Funny that everything is e-prefixed except literacy. I like d-literacy; reminds me of delinquency, deliberate (a), deliberate (v), delight, delicious and you can take this where you want to to finish. Musicality!
Another big topic. Lets assume traditional literacy (t-literacy) is reading and writing. Abstract: the ability to consume & construct the dominant text form of the print period.

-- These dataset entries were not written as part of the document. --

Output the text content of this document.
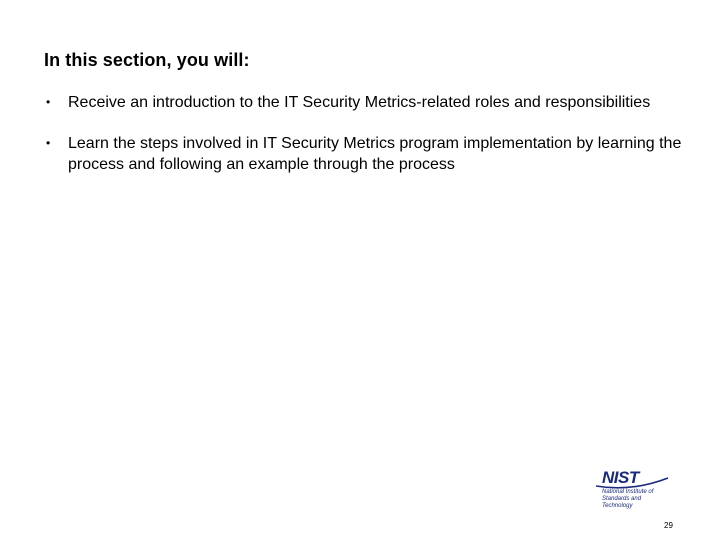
In this section, you will:
• Receive an introduction to the IT Security Metrics-related roles and responsibilities
• Learn the steps involved in IT Security Metrics program implementation by learning the process and following an example through the process
NIST
National Institute of Standards and Technology
29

D-literacy will in fact have the same abstract, but suspect that the dominant text form of the future (present) will not be long strings of words printed on paper. We might look at it in terms of the tools that are used to create it (but note that literacy is not necessarily about tools as one might hire a scribe to write while one dictates - text construction is still taking place. Mind you, if the scribe is responsible for imposing the features of the written text on the dictator's oral text, it might be possible to question literacy. Still, lets not overcomplicate at the beginning).What tools?
We still need words (probably, I admit the possibility of debate). We now have images & sound, as readily manipulable as words to those who have mastered the tools. Smell, taste and touch haven't been digitised yet, although touch might be coming. Movement in space seems limited to images of movement in space, on a 2 dimensional screen. Holography is beloved of science fiction & can't be to far away. Then we will have projected 3D images without funny glasses. It will still be an image, but it will have to engage with space differently.
Anyway, I'm gong to pause here and postulate d-literacy as t-literacy combined with v(ideo)-literacy and a(udio)-literacy. A-literacy & v-literacy are well established fields (they even give Oscars in them) but already the learning curve for d-lit looks pretty bloody long. I'm guessing it will be additive on t-lit. Complicating matters considerably though, is that each of these x-lits has an extant grammar, but is there a grammar that combines them - in other words, will the grammar for d-lit be the sum of the grammars of its component parts, or will it require its own, yet to be devised, grammar?
How long will it take to teach such a complex construct? Will those who master it have significant greater access to economic and political power as a result?
Currently these kinds of texts are primarily art texts. We attempt to widely foster some kind of receptive d-lit via a kind of expanded critical thinking.
Poufff. Run out of steam, but there is so much more to say.